Bien qu’il existe depuis très longtemps, le crédit étudiant peine à se faire une place au soleil parmi les offres bancaires de crédit de consommation. Plusieurs entraves empêchent son épanouissement.
Lancé il y a très longtemps, le crédit étudiant fait long feu malgré une demande croissante sur le financement des études, surtout supérieures, favorisant logiquement son épanouissement. En effet, la demande sur les écoles privées a explosé, de même que les budgets alloués au secteur. «A titre d’exemple, la fourchette des frais de scolarité oscille généralement entre 50.000 et 130.000 DH en ce qui concerne les écoles privées dans les grandes villes», souligne Ouadi Madih, président de la Fédération nationale des associations du consommateur (FNAC). Mieux, tout porte à croire que le besoin ira crescendo. Mais la question est bien plus compliquée qu’une réponse à une demande du marché, sachant que les chiffres relatifs à l’évolution de cette offre ne sont pas disponibles. D’un côté, le crédit étudiant est soumis à la loi 31-08, édictant des mesures de protection du consommateur, dans sa partie dédiée au crédit à la consommation. «Ce type de crédit englobe légalement tous les types de crédit, y compris le crédit personnel, affecté ou sans intérêt. Ils sont encadrés par les dispositions réglementaires de cette loi, sans aucune distinction entre leurs spécificités», déclare Ouadi Madih. D’un autre côté, cela crée une confusion, car on peut penser que le crédit étudiant peut rentrer dans le cadre du crédit affecté. Mais, il ne remplit pas des conditions essentielles relatives à la partie qui fournit les sommes prêtées ou le fournisseur dans le cas des prêts contractés pour acquérir des produits. «Donc le crédit étudiant ne peut pas être assimilé à un crédit affecté. C’est un crédit personnel», poursuit Ouadi Madih.
Un montage particulier
Le crédit étudiant au Maroc a une spécificité: ce sont les parents qui se portent garants du paiement de ce crédit. Cela diffère des Etats-Unis, un pays où ce type de crédit constitue environ 10% des crédits des ménages. Ce n’est pas tout. «En termes de délai, les crédits contractés doivent être remboursés immédiatement après la fin des études. Cela est pratiquement impossible. C’est pour cela que les parents ne sont pas friands de ce type de crédit», souligne Ouadi Madih. Résultat, on opte pour d’autres moyens classiques, ou d’autres offres de crédits personnels. Par ailleurs, le court délai de remboursement a d’autres incidences sur les intérêts, ce qui fait multiplier les sommes remboursées. «Ainsi, le mode de déblocage des fonds et les intérêts rendent la dette trop chère», explique Ouadi Madih. Point commun à toutes les offres de crédit étudiant déployées sur le marché, ces paramètres expliquent en grande partie l’échec de ces offres.

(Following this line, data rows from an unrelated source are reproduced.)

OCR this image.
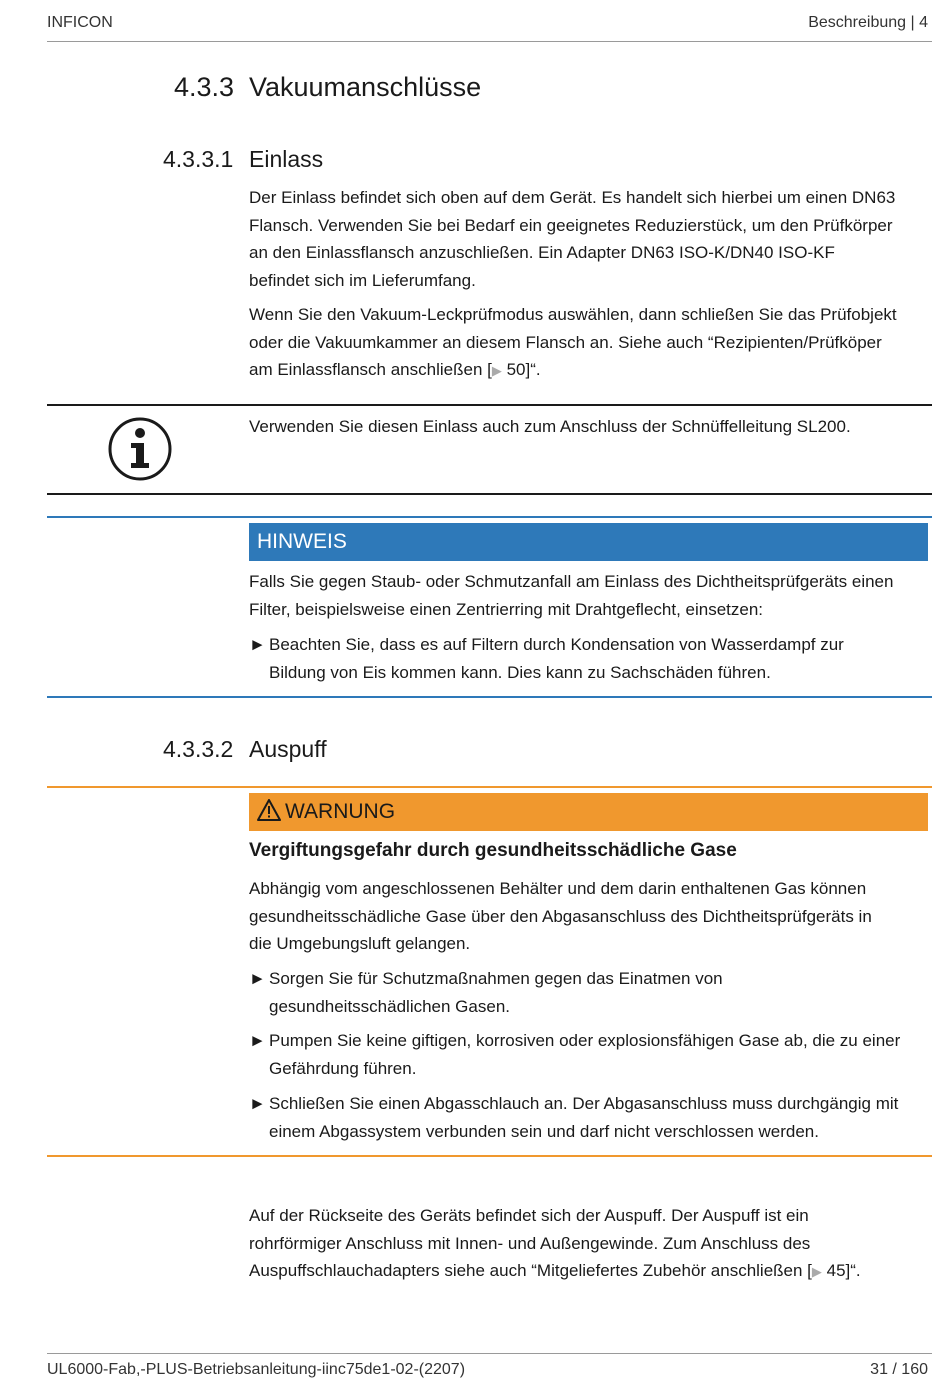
INFICON	Beschreibung | 4
4.3.3 Vakuumanschlüsse
4.3.3.1 Einlass
Der Einlass befindet sich oben auf dem Gerät. Es handelt sich hierbei um einen DN63
Flansch. Verwenden Sie bei Bedarf ein geeignetes Reduzierstück, um den Prüfkörper
an den Einlassflansch anzuschließen. Ein Adapter DN63 ISO-K/DN40 ISO-KF
befindet sich im Lieferumfang.
Wenn Sie den Vakuum-Leckprüfmodus auswählen, dann schließen Sie das Prüfobjekt
oder die Vakuumkammer an diesem Flansch an. Siehe auch “Rezipienten/Prüfköper
am Einlassflansch anschließen [▶ 50]“.
Verwenden Sie diesen Einlass auch zum Anschluss der Schnüffelleitung SL200.
HINWEIS
Falls Sie gegen Staub- oder Schmutzanfall am Einlass des Dichtheitsprüfgeräts einen
Filter, beispielsweise einen Zentrierring mit Drahtgeflecht, einsetzen:
► Beachten Sie, dass es auf Filtern durch Kondensation von Wasserdampf zur
Bildung von Eis kommen kann. Dies kann zu Sachschäden führen.
4.3.3.2 Auspuff
WARNUNG
Vergiftungsgefahr durch gesundheitsschädliche Gase
Abhängig vom angeschlossenen Behälter und dem darin enthaltenen Gas können
gesundheitsschädliche Gase über den Abgasanschluss des Dichtheitsprüfgeräts in
die Umgebungsluft gelangen.
► Sorgen Sie für Schutzmaßnahmen gegen das Einatmen von
gesundheitsschädlichen Gasen.
► Pumpen Sie keine giftigen, korrosiven oder explosionsfähigen Gase ab, die zu einer
Gefährdung führen.
► Schließen Sie einen Abgasschlauch an. Der Abgasanschluss muss durchgängig mit
einem Abgassystem verbunden sein und darf nicht verschlossen werden.
Auf der Rückseite des Geräts befindet sich der Auspuff. Der Auspuff ist ein
rohrförmiger Anschluss mit Innen- und Außengewinde. Zum Anschluss des
Auspuffschlauchadapters siehe auch “Mitgeliefertes Zubehör anschließen [▶ 45]“.
UL6000-Fab,-PLUS-Betriebsanleitung-iinc75de1-02-(2207)	31 / 160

Par ailleurs, si on ne dispose pas de données chiffrées relatives au crédit étudiant, la FNAC dit qu’elle reçoit rarement des réclamations à ce sujet. «Les réclamations indiquent l’existence d’un problème devant être résolu, ce qui n’est pas le cas en ce qui concerne ces offres», dit le président de la FNAC. Quelle solution préconise-t-il? Il n’y a pas de mystère: l’offre dans sa globalité, y compris les éléments du taux d’intérêt et la garantie, doit s’adapter aux clients, à leurs exigences et à la situation des ménages, saturés actuellement par un endettement croissant.
Le bout du tunnel ?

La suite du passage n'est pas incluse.